Собственно работы удостаиваются нелестных эпитетов: «колючие», «визгливые», «агрессивные». Эти слова относятся в основном к статуям Джоди и лоскутным одеялам Кэролин. Пухзажи Зиллы объявляются «субъективными», «интровертированными» и «эфемерными». Я отделываюсь сравнительно легко: «наивный сюрреализм с капелькой феминистической кислоты».

Кэролин делает ярко-желтую вывеску с красными словами «Колючие – визгливые – агрессивные» и вешает ее над входом. На выставку приходит еще больше народу.

63

Я сижу в приемной и жду. Вокруг безликие стулья светлого дерева с оливково-зеленой обивкой и три журнальных столика. Это громоздкая имитация ранней скандинавской мебели, которая была популярна десять-пятнадцать лет назад, а ныне бесповоротно вышла из моды. На одном из столиков лежат затертые журналы – «Ридерс дайджест», «Маклин». На другом стоит пепельница, белая, с ободком из розочек. Ковер оранжево-зеленый, стены желтоватые. На стене одна картина – литография с изображением двух жеманных и отвратительных детей в псевдокрестьянских костюмах, вроде бы австрийских. Они укрываются грибом вместо зонтика.

Пахнет застарелым табачным дымом, старой резиной, заношенной интимностью тряпки, которая слишком долго терлась о тело. Поверх всего этого из коридора несет антисептическим средством для мытья полов. Окон нет. В этой приемной болят зубы, как от скрипа ногтями по классной доске. Мне кажется, что я жду приема у зубного врача или собеседования на заранее ненавистную должность.

Это – укромная частная психушка. Санаторий, как ее называют: «Санаторий имени Дороти Линдвик». Сюда богачи сдают своих родственников, которых неудобно выпускать на улицу – чтобы те не угодили в дом 999 по Куин-стрит, заведение отнюдь не укромное и не частное.

Куин-стрит, 999 – с одной стороны, реальный адрес сумасшедшего дома, а с другой – общий термин: им в нашей школе обозначались вообще все на свете психушки, дурдома и заведения для чокнутых, которые мы могли себе представить. Нам только и оставалось их себе представлять, поскольку настоящих мы в глаза не видели. «Куин-стрит, 999», – говорили мы, высовывая язык из угла рта, скашивая глаза к носу и крутя обоими указательными пальцами у висков. Безумие считалось смешным – как и другие вещи, на самом деле пугающие и глубоко постыдные.

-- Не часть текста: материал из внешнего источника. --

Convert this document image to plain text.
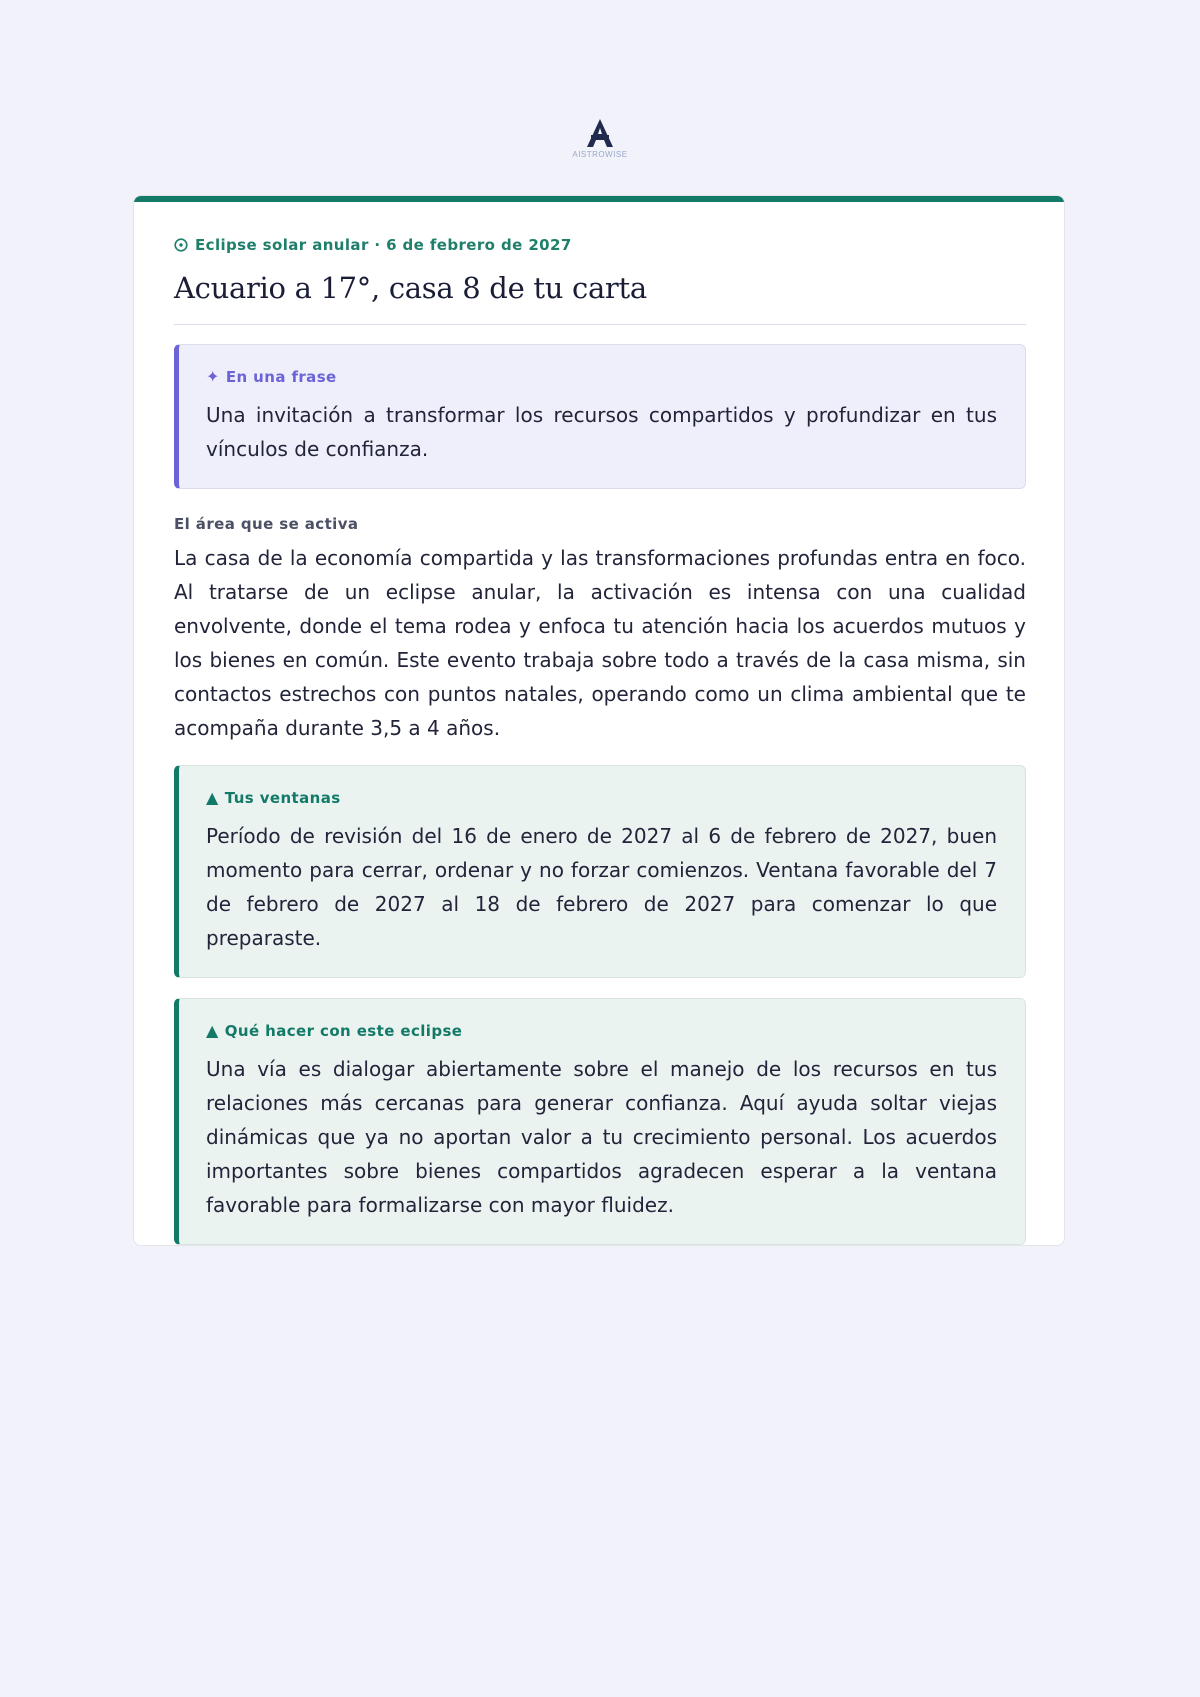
AISTROWISE
Eclipse solar anular · 6 de febrero de 2027
Acuario a 17°, casa 8 de tu carta
✦ En una frase
Una invitación a transformar los recursos compartidos y profundizar en tus vínculos de confianza.
El área que se activa
La casa de la economía compartida y las transformaciones profundas entra en foco. Al tratarse de un eclipse anular, la activación es intensa con una cualidad envolvente, donde el tema rodea y enfoca tu atención hacia los acuerdos mutuos y los bienes en común. Este evento trabaja sobre todo a través de la casa misma, sin contactos estrechos con puntos natales, operando como un clima ambiental que te acompaña durante 3,5 a 4 años.
▲ Tus ventanas
Período de revisión del 16 de enero de 2027 al 6 de febrero de 2027, buen momento para cerrar, ordenar y no forzar comienzos. Ventana favorable del 7 de febrero de 2027 al 18 de febrero de 2027 para comenzar lo que preparaste.
▲ Qué hacer con este eclipse
Una vía es dialogar abiertamente sobre el manejo de los recursos en tus relaciones más cercanas para generar confianza. Aquí ayuda soltar viejas dinámicas que ya no aportan valor a tu crecimiento personal. Los acuerdos importantes sobre bienes compartidos agradecen esperar a la ventana favorable para formalizarse con mayor fluidez.
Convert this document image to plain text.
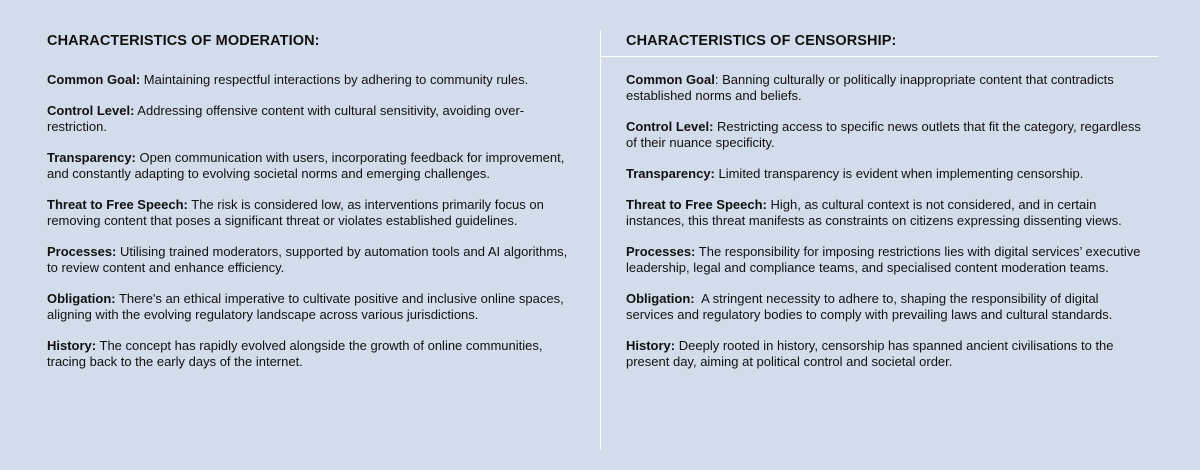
CHARACTERISTICS OF MODERATION:
Common Goal: Maintaining respectful interactions by adhering to community rules.
Control Level: Addressing offensive content with cultural sensitivity, avoiding over-restriction.
Transparency: Open communication with users, incorporating feedback for improvement, and constantly adapting to evolving societal norms and emerging challenges.
Threat to Free Speech: The risk is considered low, as interventions primarily focus on removing content that poses a significant threat or violates established guidelines.
Processes: Utilising trained moderators, supported by automation tools and AI algorithms, to review content and enhance efficiency.
Obligation: There's an ethical imperative to cultivate positive and inclusive online spaces, aligning with the evolving regulatory landscape across various jurisdictions.
History: The concept has rapidly evolved alongside the growth of online communities, tracing back to the early days of the internet.
CHARACTERISTICS OF CENSORSHIP:
Common Goal: Banning culturally or politically inappropriate content that contradicts established norms and beliefs.
Control Level: Restricting access to specific news outlets that fit the category, regardless of their nuance specificity.
Transparency: Limited transparency is evident when implementing censorship.
Threat to Free Speech: High, as cultural context is not considered, and in certain instances, this threat manifests as constraints on citizens expressing dissenting views.
Processes: The responsibility for imposing restrictions lies with digital services’ executive leadership, legal and compliance teams, and specialised content moderation teams.
Obligation:  A stringent necessity to adhere to, shaping the responsibility of digital services and regulatory bodies to comply with prevailing laws and cultural standards.
History: Deeply rooted in history, censorship has spanned ancient civilisations to the present day, aiming at political control and societal order.
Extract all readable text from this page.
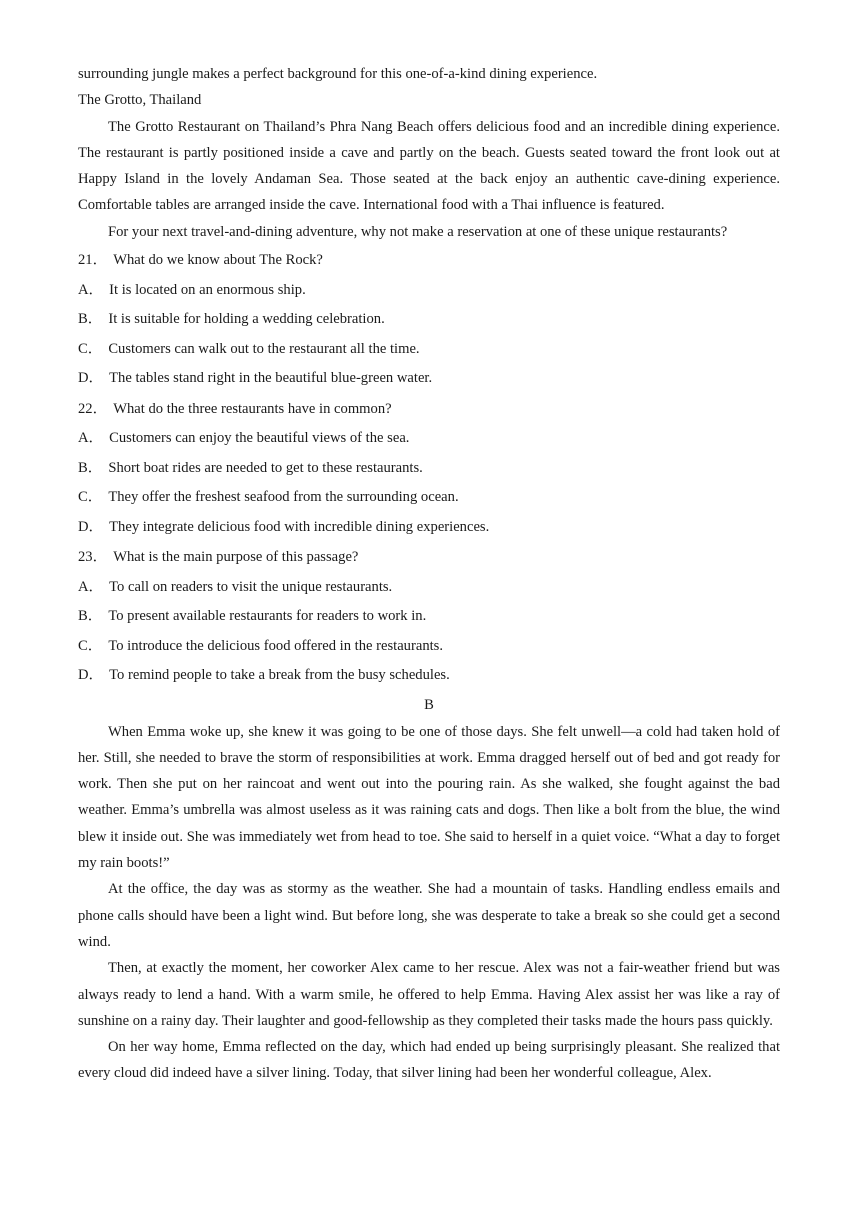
surrounding jungle makes a perfect background for this one-of-a-kind dining experience.
The Grotto, Thailand
The Grotto Restaurant on Thailand’s Phra Nang Beach offers delicious food and an incredible dining experience. The restaurant is partly positioned inside a cave and partly on the beach. Guests seated toward the front look out at Happy Island in the lovely Andaman Sea. Those seated at the back enjoy an authentic cave-dining experience. Comfortable tables are arranged inside the cave. International food with a Thai influence is featured.
For your next travel-and-dining adventure, why not make a reservation at one of these unique restaurants?
21． What do we know about The Rock?
A． It is located on an enormous ship.
B． It is suitable for holding a wedding celebration.
C． Customers can walk out to the restaurant all the time.
D． The tables stand right in the beautiful blue-green water.
22． What do the three restaurants have in common?
A． Customers can enjoy the beautiful views of the sea.
B． Short boat rides are needed to get to these restaurants.
C． They offer the freshest seafood from the surrounding ocean.
D． They integrate delicious food with incredible dining experiences.
23． What is the main purpose of this passage?
A． To call on readers to visit the unique restaurants.
B． To present available restaurants for readers to work in.
C． To introduce the delicious food offered in the restaurants.
D． To remind people to take a break from the busy schedules.
B
When Emma woke up, she knew it was going to be one of those days. She felt unwell—a cold had taken hold of her. Still, she needed to brave the storm of responsibilities at work. Emma dragged herself out of bed and got ready for work. Then she put on her raincoat and went out into the pouring rain. As she walked, she fought against the bad weather. Emma’s umbrella was almost useless as it was raining cats and dogs. Then like a bolt from the blue, the wind blew it inside out. She was immediately wet from head to toe. She said to herself in a quiet voice. “What a day to forget my rain boots!”
At the office, the day was as stormy as the weather. She had a mountain of tasks. Handling endless emails and phone calls should have been a light wind. But before long, she was desperate to take a break so she could get a second wind.
Then, at exactly the moment, her coworker Alex came to her rescue. Alex was not a fair-weather friend but was always ready to lend a hand. With a warm smile, he offered to help Emma. Having Alex assist her was like a ray of sunshine on a rainy day. Their laughter and good-fellowship as they completed their tasks made the hours pass quickly.
On her way home, Emma reflected on the day, which had ended up being surprisingly pleasant. She realized that every cloud did indeed have a silver lining. Today, that silver lining had been her wonderful colleague, Alex.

Я жду Корделию. Во всяком случае, я думаю, что это окажется Корделия: по телефону ее голос звучал непохоже, он был медленный и какой-то поврежденный.

– Я тебя видела, – были ее первые слова, будто мы последний раз общались пять минут назад. На самом деле прошло семь лет… а может, восемь… или девять… В то лето, когда она работала на Шекспировском фестивале в Стратфорде. Лето Иосифа.

– В газете, – добавила она. И замолчала, словно то был вопрос.

– Да, – сказала я. И потом, зная, что она этого ждет: – Давай встретимся?

– Меня отсюда не выпускают, – тот же заторможенный голос. – Тебе придется прийти сюда.

И вот я здесь.

Через дверь в дальнем конце приемной входит Корделия. Она идет медленно, словно балансирует на канате или словно у нее болит нога. Но она не хромает. За ней идет другая женщина – с жизнерадостной, фальшивой зубастой улыбкой профессиональной сиделки.